The Commercial Bank of Ceylon PLC has reported a gross income of Rs 34.720 billion and interest income of Rs 30.168 billion at the end of its second quarter, achieving growth of 12.10% and 22.58% through strong operational growth in the six months ended June 30, 2013.

Commercial Bank, Chairman, Dinesh Weerakkody and Managing Director and CEO Ravi Dias.

The Bank reported pre-tax profit of Rs 6.508 billion and post-tax profit of Rs 4.472 billion for the six months, as against Rs 7.507 billion and Rs 5.173 billion for the corresponding period of the past year, during which period translation gains on foreign exchange earnings were a major contributor to profits.

In contrast, during the first half of 2013, foreign exchange income was adversely affected by mark-to-market losses on swaps relating to overseas funding raised by the Bank in the recent past.

Net interest income for the period improved by 6.24% to Rs 11.932 billion. However, interest expenses grew by 36.30% to Rs 18.236 billion, narrowing margins, a statement from the Bank said. The rise in interest expenses in the review period was largely due to a 8.64% growth in total deposits which increased by Rs 34.162 billion over the six months to Rs 429.537 billion as at June 30, 2013, an average growth of Rs 5.7 billion per month.

Other income improved by 9.32% to Rs 3.060 billion for the six months, while net fees and commission income grew by 13.22% to Rs 1.920 billion.

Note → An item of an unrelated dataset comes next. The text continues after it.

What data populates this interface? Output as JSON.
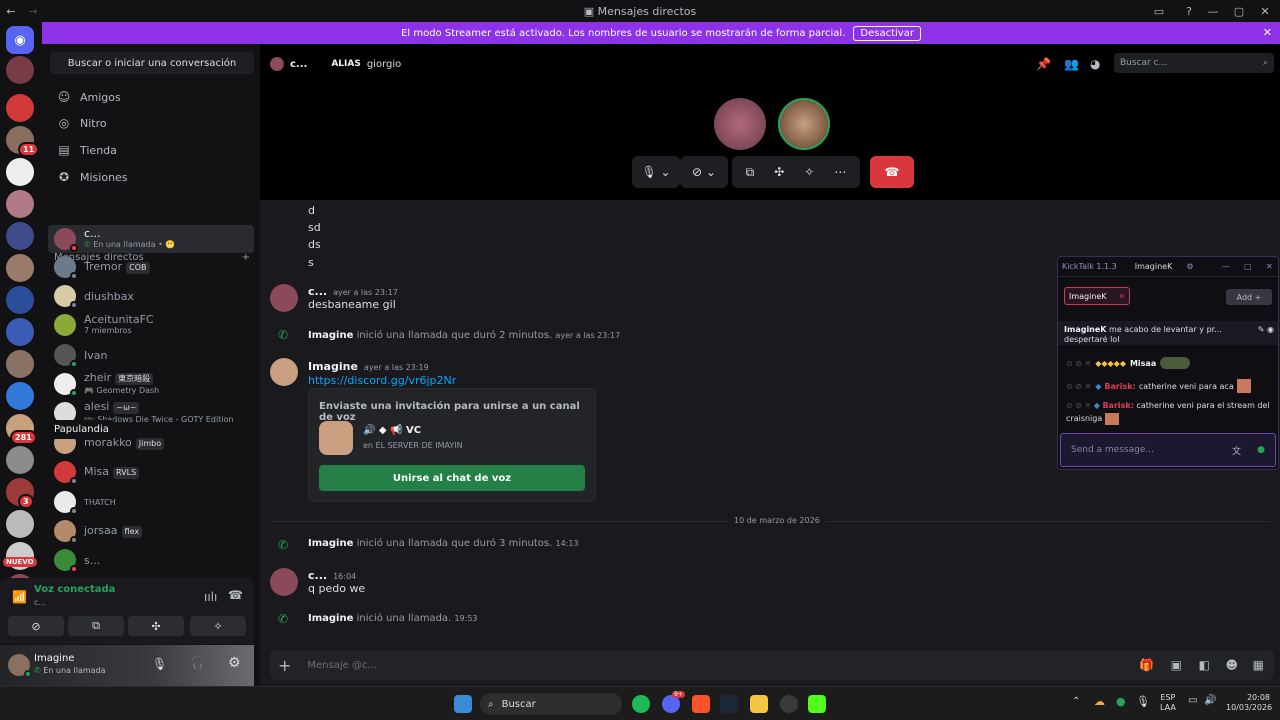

Despite the lower demand for credit, total loans and advances of the Bank grew by 4.44% from Rs 373.544 billion at December 31, 2012 to Rs 390.119 billion at the end of the half year.

"Signs of improving credit growth were witnessed during the latter part of the second quarter and is expected to continue," a bank spokesman said.

Total assets of the Bank increased by 9.06% from Rs 511.7 billion at December 31, 2012 to Rs 558.1 billion at June 30, 2013.

Commercial Bank, Chairman, Dinesh Weerakkody said, "Operationally, we have much to be pleased about. We have maintained the momentum of deposit mobilisation and credit growth while improving capital adequacy and other ratios at a time when the banking industry in general experienced narrowing margins."

The Bank's Tier I Capital Adequacy Ratio improved to 13.85% as at June 30, 2013 from 12.64% at December 31, 2012, while Total Capital Adequacy (Tier I and Tier II) increased to 17.76% from 13.85%, largely due to $ 75 million raised by the Bank from the International Finance Corporation (IFC) as a ten-year Subordinated Term Debt that qualifies for Tier II Capital.

The gross and net non-performing loans ratios stood at 4.04% and 2.36% as at the end of the first half of the year compared to 3.37% and 1.84% at the end of 2012 due to the relatively low collections experienced by the industry.

Total expenses including personnel costs, depreciation, amortisation and other expenses for the six months was Rs 6.990 billion, a marginal increase of 5.74%.

"The focus on process improvement initiatives and cost containment helped the Bank to manage expenses amidst escalating costs," said Commercial Bank Managing Director and CEO, Ravi Dias.

Taken as a Group, the Commercial Bank, its subsidiaries and associates posted a pre-tax profit of Rs 6.548 billion for the six months reviewed. Profit after tax for the six months was Rs 4.490 billion.